Pearl Abyss ended its 2024 financial year on a high-ish note – a welcome surprise after a year of muddling-through – but also a confusing one. In its Q4 investor report, the Korean company best known to MMO fans as the studio behind Black Desert and the owner of CCP Games’ EVE Online announced that its revenues jumped to 95.7B KRW (around $66M US) in the quarter – that’s up 20% since Q3 and 13.4% when compared to Q4 2023. Those results mean the company put an end to a long streak of profit deficits.
The bulk of the boost came thanks to the company’s games, though we’re deeply disappointed to note here that Pearl Abyss has begun combining Black Desert and EVE Online profits instead of splitting them, which effectively obscures how well each game is doing.
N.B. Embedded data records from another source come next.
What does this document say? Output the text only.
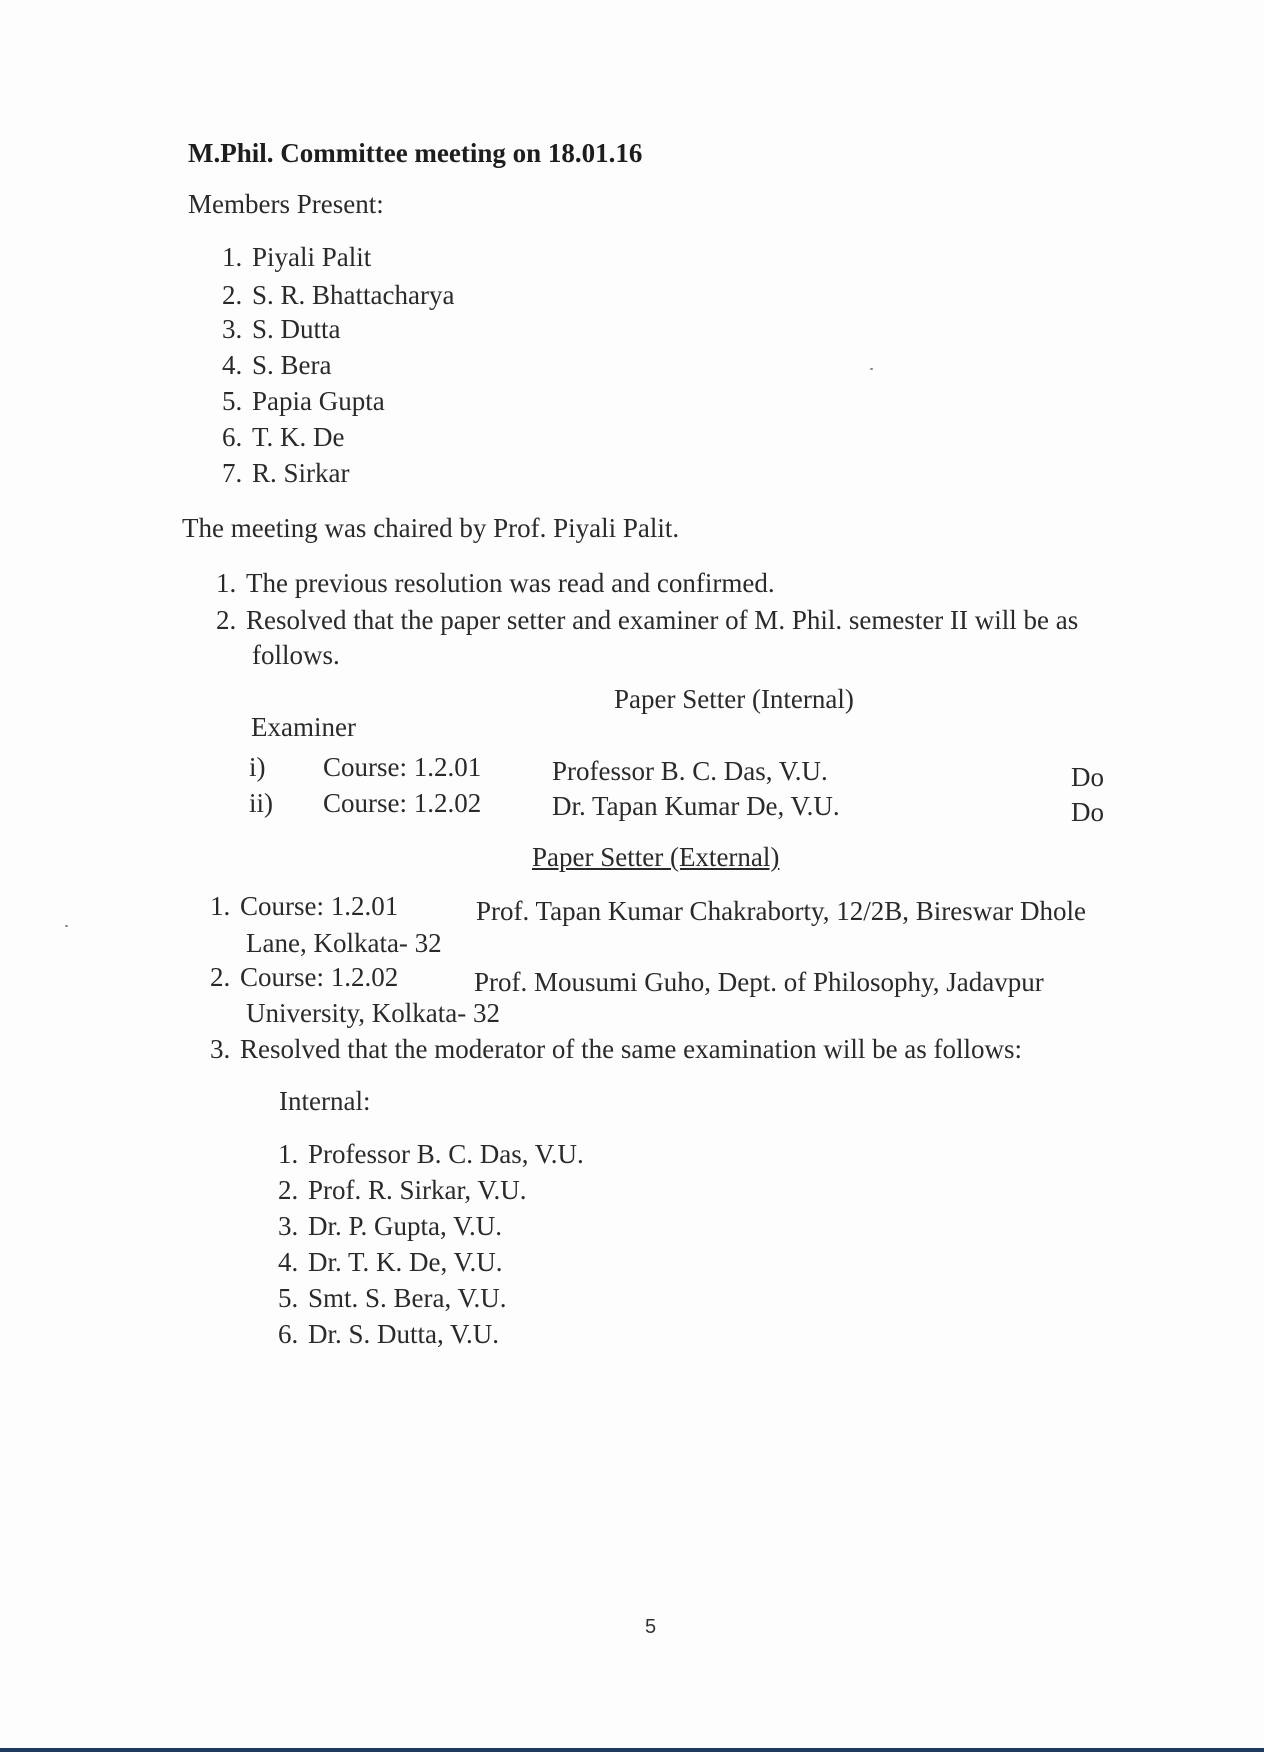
M.Phil. Committee meeting on 18.01.16
Members Present:
1. Piyali Palit
2. S. R. Bhattacharya
3. S. Dutta
4. S. Bera
5. Papia Gupta
6. T. K. De
7. R. Sirkar
The meeting was chaired by Prof. Piyali Palit.
1. The previous resolution was read and confirmed.
2. Resolved that the paper setter and examiner of M. Phil. semester II will be as
follows.
Paper Setter (Internal)
Examiner
i) Course: 1.2.01	Professor B. C. Das, V.U.	Do
ii) Course: 1.2.02	Dr. Tapan Kumar De, V.U.	Do
Paper Setter (External)
1. Course: 1.2.01	Prof. Tapan Kumar Chakraborty, 12/2B, Bireswar Dhole
Lane, Kolkata- 32
2. Course: 1.2.02	Prof. Mousumi Guho, Dept. of Philosophy, Jadavpur
University, Kolkata- 32
3. Resolved that the moderator of the same examination will be as follows:
Internal:
1. Professor B. C. Das, V.U.
2. Prof. R. Sirkar, V.U.
3. Dr. P. Gupta, V.U.
4. Dr. T. K. De, V.U.
5. Smt. S. Bera, V.U.
6. Dr. S. Dutta, V.U.
5
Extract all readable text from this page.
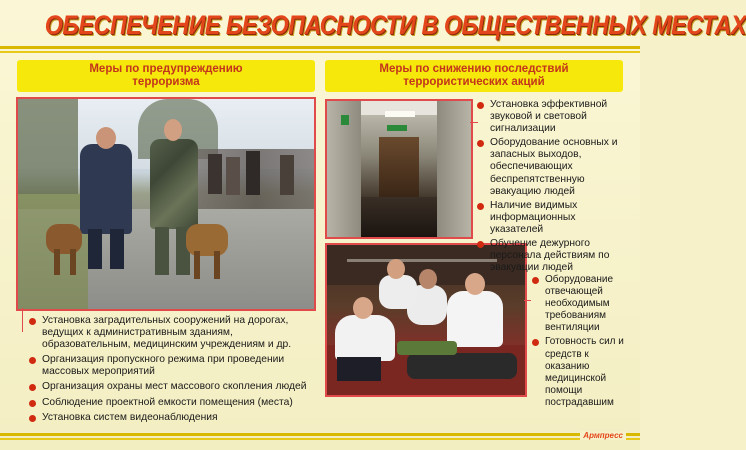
ОБЕСПЕЧЕНИЕ БЕЗОПАСНОСТИ В ОБЩЕСТВЕННЫХ МЕСТАХ
Меры по предупреждению
терроризма
Меры по снижению последствий
террористических акций
Установка заградительных сооружений на дорогах, ведущих к административным зданиям, образовательным, медицинским учреждениям и др.
Организация пропускного режима при проведении массовых мероприятий
Организация охраны мест массового скопления людей
Соблюдение проектной емкости помещения (места)
Установка систем видеонаблюдения
Установка эффективной звуковой и световой сигнализации
Оборудование основных и запасных выходов, обеспечивающих беспрепятственную эвакуацию людей
Наличие видимых информационных указателей
Обучение дежурного персонала действиям по эвакуации людей
Оборудование отвечающей необходимым требованиям вентиляции
Готовность сил и средств к оказанию медицинской помощи пострадавшим
Армпресс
This is the first quarter we’ve seen PA do that; compare to the report three months ago, when the revenue breakdown included both games separately and allowed the extremely different playerbases to better understand the ebb and flow of the MMOs.
If you’re as annoyed by that as we are, just know that some of the investor reps on the call were just as displeased; one of them even asked specifically about a breakdown for EVE Online and Black Desert.
“The breakdown is quite similar to our last presentation numbers,” PA execs said through the translator. And… that was it.
That’s not great, given BDO’s weak and EVE’s flat Q3 numbers. But more importantly, it also doesn’t make much sense here given the 20% increase in gaming-specific revenues, unless we’re meant to believe that all of those gains came from EVE Galaxy Conquest (lol), the company’s only other launch in the period apart from Black Desert China, which would’ve been lumped under BDO anyway.
Indeed, fellow blogger Nosy Gamer goes further and argues that Pearl Abyss is aiming to hide a poor performance for the Chinese launch specifically. Bolstering that idea, the same analyst who asked for the game breakdown also asked about BDO’s Chinese launch last fall. PA doesn’t really give a clear answer except to suggest that it didn’t underperform, which again seems odd as it could’ve easily pointed to the equally interesting 20% jump in regional revenue for Asia between Q3 and Q4. But here’s the whole answer on BDO China:
“We are actually seeing the performance that we had predicted internally. However, for Black Desert it has already been 11 years since it was first started, so it has been a game that was in the market for a long time. So we can see that for the performance in China, it is not easy to have as high performance as new titles. Despite that fact, since Black Desert has been seeing great results in the global market for a long time, we are going to make sure that it takes part and settles in the China market very stably so that we can service for a long time and do our best with the publisher.”
For what it’s worth, Pearl Abyss reiterates its plan to maintain BDO for at least another 10 years with player feedback demanding “consistent content” at the forefront. And of course, we’re still waiting on Crimson Desert – if the one-time MMO even still has any multiplayer to speak of – by the end of the year.